3) Manifest additions

manifest.json attributes: - x-assay.packs_applied[]: {name, version, digest, kind, source_url?} - x-assay.mappings[]: {rule, framework, ref}

UX/DX Requirements (Feb 2026)

  • Unified Happy Path:
    • assay evidence lint <bundle> (default: lint with cicd-starter).
    • assay sim soak --iterations N --pack <pack> --target <bundle> --report out.json.
    • Normative: Soak must use the same pack loader/resolution as Lint.
  • Explainability:
    • assay evidence lint --explain closure.score.
    • assay evidence lint --explain <pack>:<rule> (shows missing signals if applicable).
  • Machine-Readable Reports: ALL commands supporting --report must output JSON with schema_version.

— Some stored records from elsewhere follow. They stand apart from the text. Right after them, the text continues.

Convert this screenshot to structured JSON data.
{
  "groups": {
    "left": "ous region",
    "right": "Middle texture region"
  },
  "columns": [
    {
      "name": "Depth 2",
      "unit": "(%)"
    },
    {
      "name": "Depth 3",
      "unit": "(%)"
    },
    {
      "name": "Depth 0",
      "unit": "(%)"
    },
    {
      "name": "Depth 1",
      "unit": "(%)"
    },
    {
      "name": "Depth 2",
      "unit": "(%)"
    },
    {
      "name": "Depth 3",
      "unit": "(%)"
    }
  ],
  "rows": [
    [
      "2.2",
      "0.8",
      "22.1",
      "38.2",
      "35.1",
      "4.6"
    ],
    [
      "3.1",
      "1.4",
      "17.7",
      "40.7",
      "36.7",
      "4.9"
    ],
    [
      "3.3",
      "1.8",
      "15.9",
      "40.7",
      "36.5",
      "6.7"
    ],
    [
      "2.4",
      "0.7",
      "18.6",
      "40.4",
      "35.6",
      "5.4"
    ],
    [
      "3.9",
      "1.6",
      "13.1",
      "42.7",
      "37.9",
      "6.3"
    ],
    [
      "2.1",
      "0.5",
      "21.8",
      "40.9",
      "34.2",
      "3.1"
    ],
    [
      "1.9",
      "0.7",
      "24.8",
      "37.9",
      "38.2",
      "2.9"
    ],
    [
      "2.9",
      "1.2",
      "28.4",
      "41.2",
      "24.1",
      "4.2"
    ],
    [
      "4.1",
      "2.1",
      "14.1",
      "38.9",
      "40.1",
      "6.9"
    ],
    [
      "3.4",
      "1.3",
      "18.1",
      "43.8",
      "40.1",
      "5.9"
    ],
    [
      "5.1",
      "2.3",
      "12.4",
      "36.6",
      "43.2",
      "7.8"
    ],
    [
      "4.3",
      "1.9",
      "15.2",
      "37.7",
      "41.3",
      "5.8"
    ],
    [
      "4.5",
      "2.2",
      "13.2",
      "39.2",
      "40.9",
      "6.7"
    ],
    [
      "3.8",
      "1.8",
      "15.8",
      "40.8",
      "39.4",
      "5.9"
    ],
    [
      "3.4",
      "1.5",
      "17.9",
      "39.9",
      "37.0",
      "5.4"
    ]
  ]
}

Stdout remains human-readable summary.

Rollout Plan

Iteration 1 (MVP): Audit Kit Baseline & Soak MVP

  • assay sim soak + report v1 (with decision_policy, pass_rate).
  • manifest.json x-assay.* metadata.
  • Pack-provided x-assay.requires_signals (minimal registry).

Iteration 2: Closure Score & Explainability

  • Completeness Matrix (Pack-relative) + Closure Score (Replay-relative).
  • redacted vs unknown definitions in lint reporting.
  • Advanced --explain (closure gaps).

Iteration 3: Attestation & OTEL

  • DSSE envelope generation (opt-in) + offline verify command.
  • OTEL export + mapping_loss report.

Open-core Boundary

  • OSS: Soak MVP, Closure/Completeness v1, Open Packs, OTEL bridge (opt-in), Offline Verification.
  • Pro: Signing/Attestation Key Mgmt, Enforcement Gateway, Private/Advanced Packs.

Acceptance Criteria (Gates)

I1:

  • assay sim soak with report.json containing schema_version and valid pass_rate/pass_all.
  • Manifest x-assay fields populated correctly.
  • Packs in OSS repo define requires_signals from v0 registry; parser validates this.

I2:

  • Completeness matrix calculation is deterministic.
  • Closure score logic documented and tested with fixed fixtures.
  • --explain renders closure gaps.

I3:

  • DSSE envelope generation (feature-flagged).
  • OTEL export produces valid SemConv + mapping_loss section in report.